I know of Macbeth being taught as a play written to expose the evils of inherited power, privilege, position. A bizarre interpretation, since not a line in the play can be linked to this. And doubly odd, given that most teachers claim what they say is always ‘evidence-based’.
Then there’s Brexit. I was amused to be asked, in conversation with a science teacher (loftily describing himself as ‘used to actual evidence’) how it felt to be in the minority which voted for Brexit? I informed him of the 2016 result.
‘You know what I mean – the minority of . . .’
‘Teachers; the middle class; decent people?’
I’m proud to be a teacher and pay tribute to the decent and diligent colleagues I’ve often worked with. Many of them wouldn’t dream of such indoctrination. A fair few are scrupulous about attempting balance.
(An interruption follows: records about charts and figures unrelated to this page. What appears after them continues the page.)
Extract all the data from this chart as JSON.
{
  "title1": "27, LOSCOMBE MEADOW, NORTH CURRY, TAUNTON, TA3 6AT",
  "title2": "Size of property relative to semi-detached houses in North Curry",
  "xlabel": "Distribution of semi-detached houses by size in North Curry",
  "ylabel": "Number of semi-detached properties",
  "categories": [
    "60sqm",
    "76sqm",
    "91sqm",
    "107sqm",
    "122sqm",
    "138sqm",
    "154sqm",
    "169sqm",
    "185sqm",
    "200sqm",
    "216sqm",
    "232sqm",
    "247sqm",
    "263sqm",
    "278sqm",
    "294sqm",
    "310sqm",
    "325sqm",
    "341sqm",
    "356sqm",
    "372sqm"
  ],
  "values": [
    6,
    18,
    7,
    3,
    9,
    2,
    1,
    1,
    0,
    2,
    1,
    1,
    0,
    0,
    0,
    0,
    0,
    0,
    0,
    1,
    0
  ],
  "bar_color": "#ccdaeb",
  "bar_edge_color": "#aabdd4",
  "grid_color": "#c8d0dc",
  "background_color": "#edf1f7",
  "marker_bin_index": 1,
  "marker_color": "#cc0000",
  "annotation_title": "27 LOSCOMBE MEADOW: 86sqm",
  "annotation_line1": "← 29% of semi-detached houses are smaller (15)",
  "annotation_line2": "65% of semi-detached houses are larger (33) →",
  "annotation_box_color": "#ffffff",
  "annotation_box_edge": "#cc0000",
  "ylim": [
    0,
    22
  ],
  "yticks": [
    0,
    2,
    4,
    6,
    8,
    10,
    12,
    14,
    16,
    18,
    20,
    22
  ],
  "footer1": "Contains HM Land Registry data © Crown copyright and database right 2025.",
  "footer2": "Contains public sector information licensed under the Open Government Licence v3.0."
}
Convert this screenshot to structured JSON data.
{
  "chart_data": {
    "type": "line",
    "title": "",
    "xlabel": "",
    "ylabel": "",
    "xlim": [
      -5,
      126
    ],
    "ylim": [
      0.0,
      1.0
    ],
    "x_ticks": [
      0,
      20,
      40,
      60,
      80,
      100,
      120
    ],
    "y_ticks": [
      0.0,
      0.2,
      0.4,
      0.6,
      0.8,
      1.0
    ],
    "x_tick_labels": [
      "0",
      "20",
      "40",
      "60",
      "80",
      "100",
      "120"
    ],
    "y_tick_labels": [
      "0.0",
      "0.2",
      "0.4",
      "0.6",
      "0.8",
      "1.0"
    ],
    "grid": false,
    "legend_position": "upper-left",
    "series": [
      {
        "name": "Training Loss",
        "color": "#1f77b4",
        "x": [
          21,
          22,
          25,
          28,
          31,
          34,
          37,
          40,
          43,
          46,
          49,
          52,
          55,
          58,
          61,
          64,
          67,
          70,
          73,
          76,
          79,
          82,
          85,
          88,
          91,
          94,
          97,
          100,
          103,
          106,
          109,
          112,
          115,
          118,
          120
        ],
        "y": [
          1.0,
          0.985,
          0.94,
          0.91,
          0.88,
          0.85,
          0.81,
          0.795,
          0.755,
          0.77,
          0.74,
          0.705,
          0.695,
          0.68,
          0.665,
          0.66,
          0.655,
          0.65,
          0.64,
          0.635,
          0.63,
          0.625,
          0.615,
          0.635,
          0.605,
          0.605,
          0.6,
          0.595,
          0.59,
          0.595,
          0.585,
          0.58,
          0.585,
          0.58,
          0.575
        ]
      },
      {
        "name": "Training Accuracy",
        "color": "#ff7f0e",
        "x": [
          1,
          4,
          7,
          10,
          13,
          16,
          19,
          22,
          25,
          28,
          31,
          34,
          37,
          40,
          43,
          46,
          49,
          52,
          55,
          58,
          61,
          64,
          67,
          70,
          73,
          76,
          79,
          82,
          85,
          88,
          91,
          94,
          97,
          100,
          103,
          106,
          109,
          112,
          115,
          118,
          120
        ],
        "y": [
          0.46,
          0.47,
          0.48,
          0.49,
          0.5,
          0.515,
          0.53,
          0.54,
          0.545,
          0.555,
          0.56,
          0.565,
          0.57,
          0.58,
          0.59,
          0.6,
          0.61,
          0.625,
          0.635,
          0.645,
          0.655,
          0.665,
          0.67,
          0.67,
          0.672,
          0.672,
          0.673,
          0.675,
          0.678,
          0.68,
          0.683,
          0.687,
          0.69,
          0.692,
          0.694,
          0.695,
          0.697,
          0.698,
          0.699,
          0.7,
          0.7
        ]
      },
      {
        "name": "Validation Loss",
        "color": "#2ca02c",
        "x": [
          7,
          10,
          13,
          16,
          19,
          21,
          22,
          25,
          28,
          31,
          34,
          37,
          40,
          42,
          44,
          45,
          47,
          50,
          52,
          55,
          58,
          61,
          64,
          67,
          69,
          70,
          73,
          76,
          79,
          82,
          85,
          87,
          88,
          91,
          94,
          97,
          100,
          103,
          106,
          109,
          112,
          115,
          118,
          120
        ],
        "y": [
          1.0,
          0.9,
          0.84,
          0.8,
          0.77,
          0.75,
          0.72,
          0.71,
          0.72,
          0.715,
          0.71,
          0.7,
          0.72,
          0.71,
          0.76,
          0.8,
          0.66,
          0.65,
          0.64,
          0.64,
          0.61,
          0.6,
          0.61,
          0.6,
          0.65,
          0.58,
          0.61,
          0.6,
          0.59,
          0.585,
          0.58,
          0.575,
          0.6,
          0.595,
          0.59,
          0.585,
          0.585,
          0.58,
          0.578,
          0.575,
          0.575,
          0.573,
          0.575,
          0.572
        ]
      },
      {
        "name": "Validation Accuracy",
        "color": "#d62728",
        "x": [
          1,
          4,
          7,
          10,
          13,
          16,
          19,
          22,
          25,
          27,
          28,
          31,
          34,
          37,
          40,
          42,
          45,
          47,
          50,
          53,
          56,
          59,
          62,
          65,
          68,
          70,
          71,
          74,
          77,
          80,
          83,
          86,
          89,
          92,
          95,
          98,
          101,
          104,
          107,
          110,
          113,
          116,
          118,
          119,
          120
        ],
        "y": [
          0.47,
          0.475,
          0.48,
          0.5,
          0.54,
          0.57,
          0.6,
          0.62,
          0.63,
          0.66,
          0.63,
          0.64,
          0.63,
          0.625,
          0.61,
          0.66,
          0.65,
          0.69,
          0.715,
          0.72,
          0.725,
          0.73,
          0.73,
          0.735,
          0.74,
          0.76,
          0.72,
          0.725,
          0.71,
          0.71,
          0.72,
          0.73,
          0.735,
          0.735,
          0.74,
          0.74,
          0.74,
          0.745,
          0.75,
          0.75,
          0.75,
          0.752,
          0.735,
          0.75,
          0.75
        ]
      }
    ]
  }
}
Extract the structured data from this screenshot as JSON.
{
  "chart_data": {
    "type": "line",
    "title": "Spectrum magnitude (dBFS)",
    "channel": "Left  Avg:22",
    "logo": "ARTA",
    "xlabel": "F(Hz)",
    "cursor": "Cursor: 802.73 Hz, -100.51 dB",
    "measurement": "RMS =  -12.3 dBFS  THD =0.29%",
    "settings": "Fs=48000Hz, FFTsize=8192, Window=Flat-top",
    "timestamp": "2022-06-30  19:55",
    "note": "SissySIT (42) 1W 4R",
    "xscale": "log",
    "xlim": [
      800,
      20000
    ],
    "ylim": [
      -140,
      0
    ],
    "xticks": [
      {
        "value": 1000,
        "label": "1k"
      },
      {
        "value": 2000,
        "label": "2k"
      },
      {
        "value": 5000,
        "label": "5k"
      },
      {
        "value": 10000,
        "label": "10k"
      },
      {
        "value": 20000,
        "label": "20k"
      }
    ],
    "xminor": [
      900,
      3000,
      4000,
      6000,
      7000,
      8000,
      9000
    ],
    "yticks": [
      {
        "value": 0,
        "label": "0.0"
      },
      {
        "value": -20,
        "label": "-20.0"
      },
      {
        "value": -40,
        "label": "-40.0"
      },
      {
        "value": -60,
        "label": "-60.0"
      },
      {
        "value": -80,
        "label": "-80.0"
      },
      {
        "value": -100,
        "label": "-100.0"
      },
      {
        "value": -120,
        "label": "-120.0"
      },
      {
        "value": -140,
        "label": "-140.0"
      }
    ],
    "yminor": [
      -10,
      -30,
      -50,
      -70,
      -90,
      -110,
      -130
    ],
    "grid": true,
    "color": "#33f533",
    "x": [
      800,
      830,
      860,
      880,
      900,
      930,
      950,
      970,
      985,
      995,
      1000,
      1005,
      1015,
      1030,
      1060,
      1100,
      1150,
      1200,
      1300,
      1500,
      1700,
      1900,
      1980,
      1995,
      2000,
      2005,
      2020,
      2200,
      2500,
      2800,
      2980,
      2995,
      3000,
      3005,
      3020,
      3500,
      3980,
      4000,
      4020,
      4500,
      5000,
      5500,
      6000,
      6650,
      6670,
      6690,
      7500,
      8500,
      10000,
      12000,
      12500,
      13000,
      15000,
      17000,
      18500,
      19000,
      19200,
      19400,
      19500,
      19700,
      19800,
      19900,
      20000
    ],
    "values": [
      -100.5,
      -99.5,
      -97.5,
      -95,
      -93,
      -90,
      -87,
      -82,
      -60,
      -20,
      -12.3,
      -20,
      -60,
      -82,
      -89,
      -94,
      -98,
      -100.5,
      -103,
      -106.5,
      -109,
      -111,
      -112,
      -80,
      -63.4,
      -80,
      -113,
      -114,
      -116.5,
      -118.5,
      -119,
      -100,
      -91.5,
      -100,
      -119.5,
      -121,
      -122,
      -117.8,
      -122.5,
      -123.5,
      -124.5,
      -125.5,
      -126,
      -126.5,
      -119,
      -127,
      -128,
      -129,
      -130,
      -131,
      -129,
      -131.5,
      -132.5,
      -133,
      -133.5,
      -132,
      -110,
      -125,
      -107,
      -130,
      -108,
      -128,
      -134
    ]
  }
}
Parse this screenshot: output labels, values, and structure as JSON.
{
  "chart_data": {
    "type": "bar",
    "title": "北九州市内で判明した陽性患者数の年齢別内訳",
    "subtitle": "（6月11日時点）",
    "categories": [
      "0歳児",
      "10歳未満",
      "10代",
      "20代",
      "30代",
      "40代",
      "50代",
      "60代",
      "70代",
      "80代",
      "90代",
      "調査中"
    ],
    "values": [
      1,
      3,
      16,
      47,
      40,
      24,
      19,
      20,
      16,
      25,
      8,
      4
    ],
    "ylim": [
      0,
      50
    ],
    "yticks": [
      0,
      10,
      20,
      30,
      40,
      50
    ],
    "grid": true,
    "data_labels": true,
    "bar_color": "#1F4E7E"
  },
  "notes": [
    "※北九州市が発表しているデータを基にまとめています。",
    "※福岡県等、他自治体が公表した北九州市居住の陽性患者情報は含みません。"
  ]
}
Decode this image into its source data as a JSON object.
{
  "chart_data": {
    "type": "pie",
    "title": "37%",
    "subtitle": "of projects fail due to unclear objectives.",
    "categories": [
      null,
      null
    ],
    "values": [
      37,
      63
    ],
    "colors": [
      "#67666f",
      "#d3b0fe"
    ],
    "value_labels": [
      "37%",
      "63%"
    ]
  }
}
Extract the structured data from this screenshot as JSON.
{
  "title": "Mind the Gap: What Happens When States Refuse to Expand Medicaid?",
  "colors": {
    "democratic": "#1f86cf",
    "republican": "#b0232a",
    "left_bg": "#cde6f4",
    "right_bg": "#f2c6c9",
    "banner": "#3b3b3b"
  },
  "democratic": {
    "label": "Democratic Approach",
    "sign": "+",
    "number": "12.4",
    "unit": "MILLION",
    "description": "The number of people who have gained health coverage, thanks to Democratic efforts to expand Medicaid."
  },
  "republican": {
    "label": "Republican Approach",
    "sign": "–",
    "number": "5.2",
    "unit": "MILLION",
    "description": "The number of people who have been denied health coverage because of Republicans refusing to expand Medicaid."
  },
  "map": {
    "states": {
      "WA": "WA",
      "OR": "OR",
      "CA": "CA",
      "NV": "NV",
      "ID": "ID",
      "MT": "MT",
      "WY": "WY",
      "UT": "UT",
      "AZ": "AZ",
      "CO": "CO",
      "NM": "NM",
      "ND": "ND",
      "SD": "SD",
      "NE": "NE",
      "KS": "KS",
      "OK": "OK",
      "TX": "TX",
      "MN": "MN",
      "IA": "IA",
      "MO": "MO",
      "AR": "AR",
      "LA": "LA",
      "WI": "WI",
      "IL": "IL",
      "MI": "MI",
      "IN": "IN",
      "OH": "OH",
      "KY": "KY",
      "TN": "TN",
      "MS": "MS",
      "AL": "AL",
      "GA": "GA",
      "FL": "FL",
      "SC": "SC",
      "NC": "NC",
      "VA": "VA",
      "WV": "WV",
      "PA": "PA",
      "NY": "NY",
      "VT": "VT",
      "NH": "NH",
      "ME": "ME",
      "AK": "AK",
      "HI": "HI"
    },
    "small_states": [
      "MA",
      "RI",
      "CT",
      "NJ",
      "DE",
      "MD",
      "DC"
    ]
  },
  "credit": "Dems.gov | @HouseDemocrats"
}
Unfortunately, this fairness has been damaged by an influx of ‘woke’ graduates with no apparent belief in basic freedoms of thought and speech. Some also seem to think they’re fighting much of the population, that it’s their responsibility to re-educate children of Brexit voters, countering their parents’ ‘bigotry’. To a hammer, everything is a nail.
In my time teaching, I can’t recall another teacher explaining to pupils their fundamental rights to freedom of thought and speech. In my discussions with pupils, most show these don’t exist in any meaningful sense for them. Many see no reason why they should, their understanding being subsumed by a constant fear of ‘causing offence’. Small wonder, when many teachers spend so long discussing this, but little (if any) time explaining freedom of speech. I’m sure many parents reading this will have received phone calls claiming their child has caused ‘offence’. I wonder how many queried exactly what happened, making sure that their child didn’t simply question the teacher’s opinions, then get branded ‘offensive’? There’s a tendency for teachers to claim pupils in general have been ‘offended’ as a way of censoring essential debate and protecting their own opinions.
Teaching is so overwhelmingly a Left-liberal monoculture that any discussion of cultural and political issues takes place in an echo chamber. The few dissenting voices are all too easily silenced or simply self-censor. There are implicit Left-liberal political and social beliefs and the assumption that all pupils and teachers share them. That, depressingly, is the position in our state schools.
Until they, and our universities, actively teach and encourage diversity of opinion and freedom of expression, nothing will change.